Is he right to nudge us towards optimism, or — as the Telegraph’s Ben Marlow put it — is he ‘living in a land of fairy tales’ and latching on to anything that supports his previous predictions of a V-shaped recovery? This crisis is clearly no flying acorn. But the news can be read either way: on one hand, Cineworld’s closure threatens 5,500 UK jobs; on the other, Jaguar Land Rover reports a leap in sales to China and a return to two-shift working on production lines that were halted in March. ‘It’s tempting to say that Haldane should get out more,’ says Marlow scathingly, but safer to suggest the Bank should ‘lock him in a room’ with his spreadsheets. As a natural optimist and far-from-London real-world observer myself, I disagree. Haldane is a rare economist who actually does get out a lot and analyses what he sees around Britain for himself. The more we hear from him the better.
Postal heroes
Local post office staff have been pandemic heroes, maintaining chains of human communication that are at least as important as anything provided by the internet and the smartphone. After a decade in which the stamped letter or inky postcard was dismissed by the digital generation as ‘snail mail’, the daily delivery has become a psychological lifeline again, even when much of it is junk, while efficient parcel services have facilitated a boom in online shopping.
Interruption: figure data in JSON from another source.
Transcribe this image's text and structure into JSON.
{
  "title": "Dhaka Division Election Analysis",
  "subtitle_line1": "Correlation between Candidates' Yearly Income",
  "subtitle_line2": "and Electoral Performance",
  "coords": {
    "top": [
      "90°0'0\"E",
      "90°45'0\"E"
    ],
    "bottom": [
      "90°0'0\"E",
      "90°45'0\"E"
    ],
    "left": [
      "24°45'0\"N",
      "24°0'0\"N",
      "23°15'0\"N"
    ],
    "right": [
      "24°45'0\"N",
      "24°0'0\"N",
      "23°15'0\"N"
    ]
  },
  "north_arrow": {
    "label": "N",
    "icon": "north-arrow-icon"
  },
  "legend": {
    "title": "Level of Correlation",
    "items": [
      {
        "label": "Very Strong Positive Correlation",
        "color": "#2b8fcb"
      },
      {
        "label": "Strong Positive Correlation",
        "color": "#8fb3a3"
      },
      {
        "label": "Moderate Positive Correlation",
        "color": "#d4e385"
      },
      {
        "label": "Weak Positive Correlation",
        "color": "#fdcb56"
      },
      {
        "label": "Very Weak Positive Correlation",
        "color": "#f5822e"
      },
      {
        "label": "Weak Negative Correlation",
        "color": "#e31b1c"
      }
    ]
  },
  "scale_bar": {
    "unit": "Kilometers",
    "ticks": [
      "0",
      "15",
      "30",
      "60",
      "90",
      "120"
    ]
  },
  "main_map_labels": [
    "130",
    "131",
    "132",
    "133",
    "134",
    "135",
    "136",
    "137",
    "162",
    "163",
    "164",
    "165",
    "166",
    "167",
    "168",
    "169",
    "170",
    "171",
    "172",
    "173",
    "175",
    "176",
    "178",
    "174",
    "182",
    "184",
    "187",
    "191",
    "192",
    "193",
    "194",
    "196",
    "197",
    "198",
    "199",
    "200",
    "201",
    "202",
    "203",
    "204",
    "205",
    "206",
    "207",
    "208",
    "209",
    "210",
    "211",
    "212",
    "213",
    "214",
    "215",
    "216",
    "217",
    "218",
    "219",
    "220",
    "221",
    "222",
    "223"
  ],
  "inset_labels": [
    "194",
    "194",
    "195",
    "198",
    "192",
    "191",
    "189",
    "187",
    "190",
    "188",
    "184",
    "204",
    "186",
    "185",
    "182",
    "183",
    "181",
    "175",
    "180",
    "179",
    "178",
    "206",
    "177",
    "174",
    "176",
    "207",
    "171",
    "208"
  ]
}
So it’s good to see the release from misery of large numbers of sub-postmasters and postmistresses who had been wrongly accused of fraud or theft as a result of a dodgy computer system whose faults senior executives refused for years to acknowledge.
Having already paid out £58 million in damages, the Post Office has now said that it will not oppose appeals against convictions in 44 criminal cases that are almost certain to be overturned. The BBC deserves some credit for helping expose this scandal of top-management insensitivity to small cogs in an ill-designed machine who also happened to be hardworking pillars of their local communities. All the more reason for us to greet them and thank them today.
A fair wind
Offshore wind will be powering every home in the country in ten years’ time, says the Prime Minister — and you may think that’s just Boris phooey designed to distract from current government failings. We’ll still need new nuclear whatever it costs, but the fact is that a target of 40 gigawatts of offshore wind capacity by 2030 is reachable and — with a stiff breeze — could provide up to two-thirds of all UK power demand on a winter’s day.
Few people still scorn wind turbines as a blight of green tokenism. Meanwhile the breezy North Sea, after half a century’s oil and gas production, remains, as one ex-minister put it to me this week: ‘The energy gift that keeps on giving.’